WASHINGTON, Dec. 22, 2010 /PRNewswire-USNewswire/ -- Christopher Hoene, Director of Research and Innovation at the National League of Cities (NLC) refutes a 60 Minutes' report that portrays the municipal sector as increasingly insolvent going into 2011.
"'Tis the season of white elephant gifts, a popular holiday game where participants exchange gifts whose value exceeds their usefulness. Unfortunately it is also the season of Wall Street analysts crying wolf about the municipal bond market – warning of white elephant projects and near-bankruptcy state and local governments.
"Wall Street analyst Meredith Whitney leads the way, saying most recently on CBS' 60 Minutes that, 'There's not a doubt in my mind that you will see a spate of municipal bond defaults...You could see 50 sizeable defaults. 50 to 100 sizeable defaults. More.' So, which is it Ms. Whitney? 50? 100? More? One wonders if the interview had gone longer just how many municipal defaults she might have predicted.
"The overwhelming majority of local and state governments are balancing their budgets and meeting their debt obligations. The careless statements of Ms. Whitney and the sky-is-falling media coverage are painting an inaccurate and misleading picture of the municipal sector.
"The municipal bond market remains strong for a variety of reasons: Local and State debt levels are low; borrowing is longer-term and predictable; local and state governments have balanced budget requirements; rules require preemptive steps to prevent defaults.

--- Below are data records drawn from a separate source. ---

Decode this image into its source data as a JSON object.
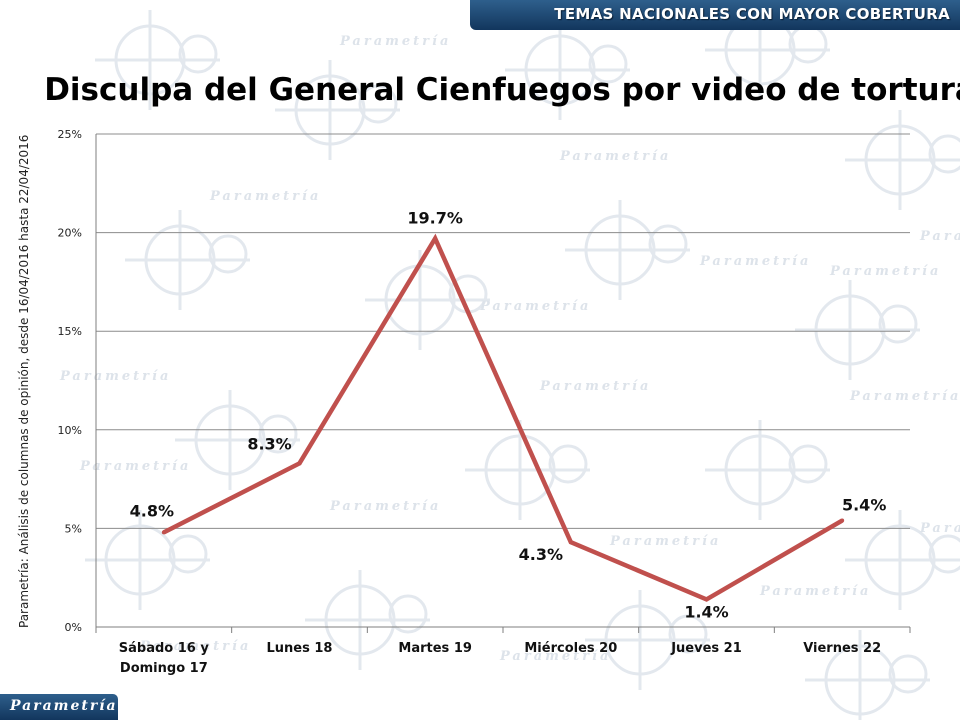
{
  "header": {
    "title": "TEMAS NACIONALES CON MAYOR COBERTURA"
  },
  "watermark_text": "Parametría",
  "source_note": "Parametría: Análisis de columnas de opinión, desde 16/04/2016 hasta 22/04/2016",
  "footer": {
    "brand": "Parametría"
  },
  "colors": {
    "line": "#c0504d",
    "header_bg": "#1f4a75",
    "grid": "#8c8c8c"
  },
  "chart_data": {
    "type": "line",
    "title": "Disculpa del General Cienfuegos por video de tortura",
    "categories": [
      [
        "Sábado 16 y",
        "Domingo 17"
      ],
      [
        "Lunes 18"
      ],
      [
        "Martes 19"
      ],
      [
        "Miércoles 20"
      ],
      [
        "Jueves 21"
      ],
      [
        "Viernes 22"
      ]
    ],
    "values": [
      4.8,
      8.3,
      19.7,
      4.3,
      1.4,
      5.4
    ],
    "data_labels": [
      "4.8%",
      "8.3%",
      "19.7%",
      "4.3%",
      "1.4%",
      "5.4%"
    ],
    "y_ticks": [
      0,
      5,
      10,
      15,
      20,
      25
    ],
    "y_tick_labels": [
      "0%",
      "5%",
      "10%",
      "15%",
      "20%",
      "25%"
    ],
    "ylim": [
      0,
      25
    ],
    "grid": true,
    "legend": false
  }
}
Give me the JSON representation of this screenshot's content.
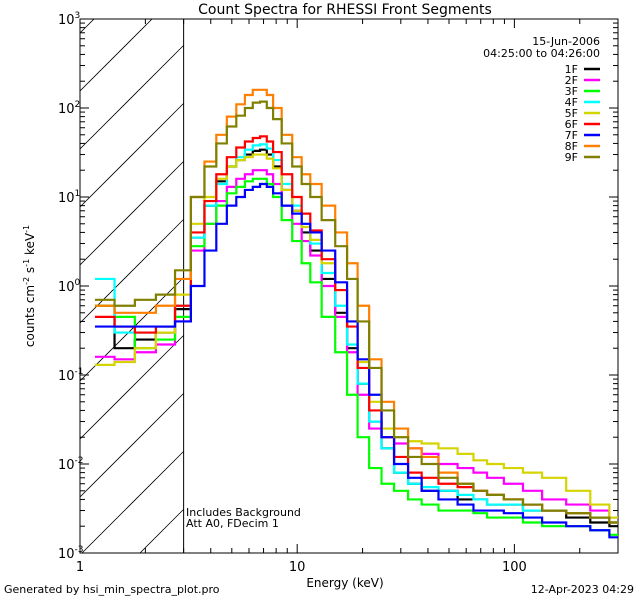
{
  "chart_data": {
    "type": "line",
    "title": "Count Spectra for RHESSI Front Segments",
    "xlabel": "Energy (keV)",
    "ylabel": "counts cm^-2 s^-1 keV^-1",
    "xscale": "log",
    "yscale": "log",
    "xlim": [
      1,
      300
    ],
    "ylim": [
      0.001,
      1000
    ],
    "x_ticklabels": [
      "1",
      "10",
      "100"
    ],
    "y_ticklabels": [
      "10-3",
      "10-2",
      "10-1",
      "100",
      "101",
      "102",
      "103"
    ],
    "date": "15-Jun-2006",
    "time_range": "04:25:00 to 04:26:00",
    "attenuator_threshold_kev": 3,
    "annotations": [
      "Includes Background",
      "Att A0, FDecim 1"
    ],
    "legend_position": "top-right",
    "x": [
      1.3,
      1.6,
      2.0,
      2.5,
      3.0,
      3.5,
      4.0,
      4.5,
      5.0,
      5.5,
      6.0,
      6.5,
      7.0,
      7.5,
      8.0,
      9.0,
      10.0,
      11.0,
      12.0,
      14.0,
      16.0,
      18.0,
      20.0,
      23.0,
      26.0,
      30.0,
      35.0,
      40.0,
      50.0,
      60.0,
      70.0,
      80.0,
      100.0,
      120.0,
      150.0,
      200.0,
      250.0,
      300.0
    ],
    "series": [
      {
        "name": "1F",
        "color": "#000000",
        "values": [
          0.6,
          0.2,
          0.25,
          0.3,
          0.55,
          3.5,
          8,
          15,
          22,
          26,
          30,
          33,
          34,
          30,
          22,
          12,
          7,
          4,
          2.5,
          1.2,
          0.5,
          0.2,
          0.08,
          0.03,
          0.015,
          0.008,
          0.006,
          0.005,
          0.005,
          0.004,
          0.004,
          0.0035,
          0.0035,
          0.003,
          0.003,
          0.0025,
          0.0022,
          0.002
        ]
      },
      {
        "name": "2F",
        "color": "#ff00ff",
        "values": [
          0.16,
          0.15,
          0.18,
          0.22,
          0.4,
          2.5,
          5,
          9,
          13,
          16,
          18,
          20,
          20,
          18,
          14,
          8,
          5,
          3.2,
          2.2,
          1.0,
          0.45,
          0.18,
          0.06,
          0.025,
          0.02,
          0.017,
          0.015,
          0.013,
          0.01,
          0.009,
          0.008,
          0.007,
          0.006,
          0.005,
          0.004,
          0.0035,
          0.003,
          0.0025
        ]
      },
      {
        "name": "3F",
        "color": "#00ff00",
        "values": [
          0.6,
          0.45,
          0.2,
          0.25,
          0.45,
          2.8,
          5,
          8,
          11,
          13,
          15,
          16,
          16,
          14,
          10,
          5.5,
          3.2,
          1.8,
          1.1,
          0.45,
          0.18,
          0.06,
          0.02,
          0.009,
          0.006,
          0.005,
          0.004,
          0.0035,
          0.003,
          0.003,
          0.0028,
          0.0025,
          0.0025,
          0.0022,
          0.002,
          0.002,
          0.0018,
          0.0016
        ]
      },
      {
        "name": "4F",
        "color": "#00ffff",
        "values": [
          1.2,
          0.3,
          0.3,
          0.35,
          0.6,
          3.5,
          8,
          14,
          22,
          28,
          34,
          38,
          39,
          35,
          26,
          14,
          8,
          5,
          3,
          1.4,
          0.6,
          0.22,
          0.08,
          0.03,
          0.015,
          0.008,
          0.006,
          0.0055,
          0.005,
          0.0045,
          0.004,
          0.0035,
          0.0035,
          0.003,
          0.003,
          0.0028,
          0.0025,
          0.0022
        ]
      },
      {
        "name": "5F",
        "color": "#d4d400",
        "values": [
          0.13,
          0.14,
          0.2,
          0.3,
          0.8,
          5,
          10,
          16,
          22,
          26,
          28,
          30,
          30,
          27,
          21,
          12,
          7,
          4.6,
          3.3,
          1.8,
          0.9,
          0.4,
          0.14,
          0.05,
          0.025,
          0.02,
          0.018,
          0.017,
          0.015,
          0.013,
          0.011,
          0.01,
          0.009,
          0.008,
          0.007,
          0.005,
          0.0035,
          0.0025
        ]
      },
      {
        "name": "6F",
        "color": "#ff0000",
        "values": [
          0.45,
          0.35,
          0.3,
          0.35,
          0.6,
          4,
          9,
          18,
          28,
          36,
          42,
          46,
          48,
          42,
          32,
          18,
          10,
          6.5,
          4.2,
          2,
          0.9,
          0.35,
          0.12,
          0.04,
          0.02,
          0.012,
          0.008,
          0.007,
          0.006,
          0.0055,
          0.005,
          0.0045,
          0.004,
          0.0035,
          0.003,
          0.0028,
          0.0025,
          0.0022
        ]
      },
      {
        "name": "7F",
        "color": "#0000ff",
        "values": [
          0.35,
          0.35,
          0.35,
          0.35,
          0.4,
          1.0,
          2.5,
          5,
          8,
          10,
          12,
          13,
          14,
          13,
          11,
          8,
          6.5,
          5,
          4,
          2.5,
          1.1,
          0.4,
          0.15,
          0.06,
          0.02,
          0.01,
          0.007,
          0.005,
          0.004,
          0.0035,
          0.003,
          0.003,
          0.0028,
          0.0025,
          0.0022,
          0.002,
          0.0018,
          0.0015
        ]
      },
      {
        "name": "8F",
        "color": "#ff8000",
        "values": [
          0.6,
          0.5,
          0.5,
          0.6,
          1.2,
          10,
          25,
          50,
          80,
          110,
          140,
          160,
          160,
          140,
          100,
          50,
          28,
          18,
          14,
          8,
          4,
          1.8,
          0.6,
          0.15,
          0.05,
          0.025,
          0.015,
          0.012,
          0.008,
          0.006,
          0.005,
          0.0045,
          0.004,
          0.0035,
          0.003,
          0.0028,
          0.0025,
          0.0022
        ]
      },
      {
        "name": "9F",
        "color": "#808000",
        "values": [
          0.7,
          0.6,
          0.7,
          0.8,
          1.5,
          10,
          22,
          40,
          62,
          82,
          100,
          115,
          118,
          100,
          75,
          40,
          22,
          14,
          10,
          5.5,
          2.8,
          1.2,
          0.4,
          0.12,
          0.04,
          0.02,
          0.012,
          0.01,
          0.007,
          0.006,
          0.005,
          0.0045,
          0.004,
          0.0035,
          0.003,
          0.0028,
          0.0025,
          0.0022
        ]
      }
    ]
  },
  "footer": {
    "generated_by": "Generated by hsi_min_spectra_plot.pro",
    "timestamp": "12-Apr-2023 04:29"
  }
}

"Sky-is-falling reports about the municipal bond market are a distraction from a much more common and economically significant story about cuts in other arenas – cuts in services that impact the quality of life in communities; job losses in the public sector; cuts in pension and health care benefits for employees and retirees as local and state governments seek to rein in liabilities.
"Declining revenues have many local governments canceling or delaying infrastructure projects. Local and state governments comprise three quarters of U.S. infrastructure spending and debt financing has been the primary mechanism for funding the nation's system of public works.

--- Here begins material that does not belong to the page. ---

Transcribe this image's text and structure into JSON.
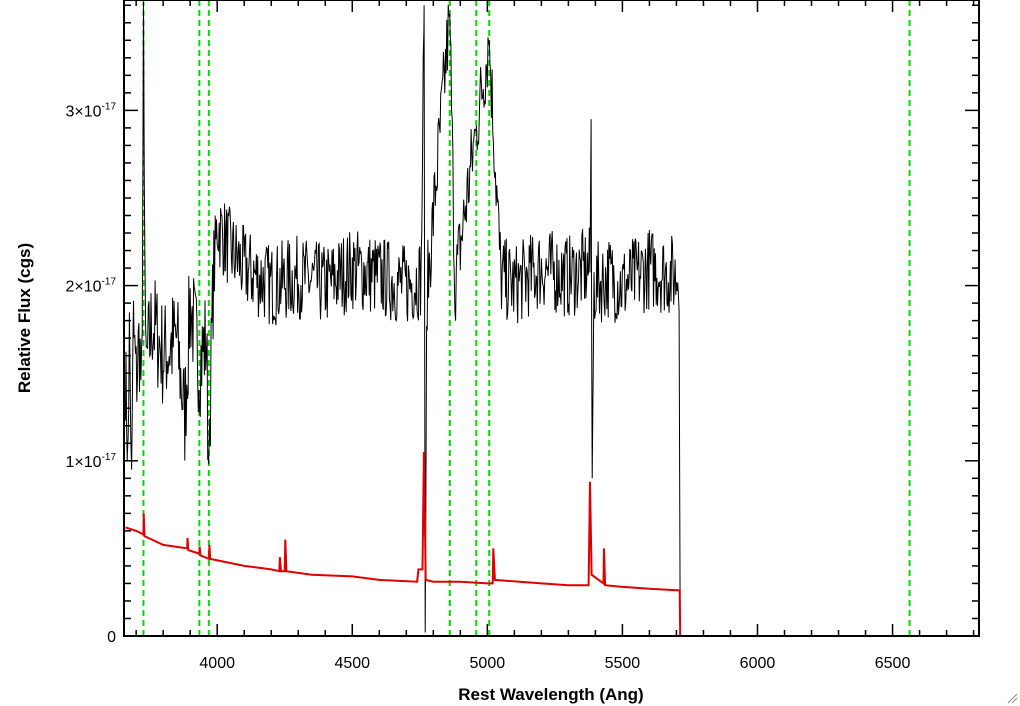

"At a time when the country needs these jobs-producing projects more than ever, why are we wasting time focusing on the potential for a few, idiosyncratic municipal defaults?"
The National League of Cities is the nation's oldest and largest organization devoted to strengthening and promoting cities as centers of opportunity, leadership and governance. NLC is a resource and advocate for 19,000 cities, towns and villages, representing more than 218 million Americans.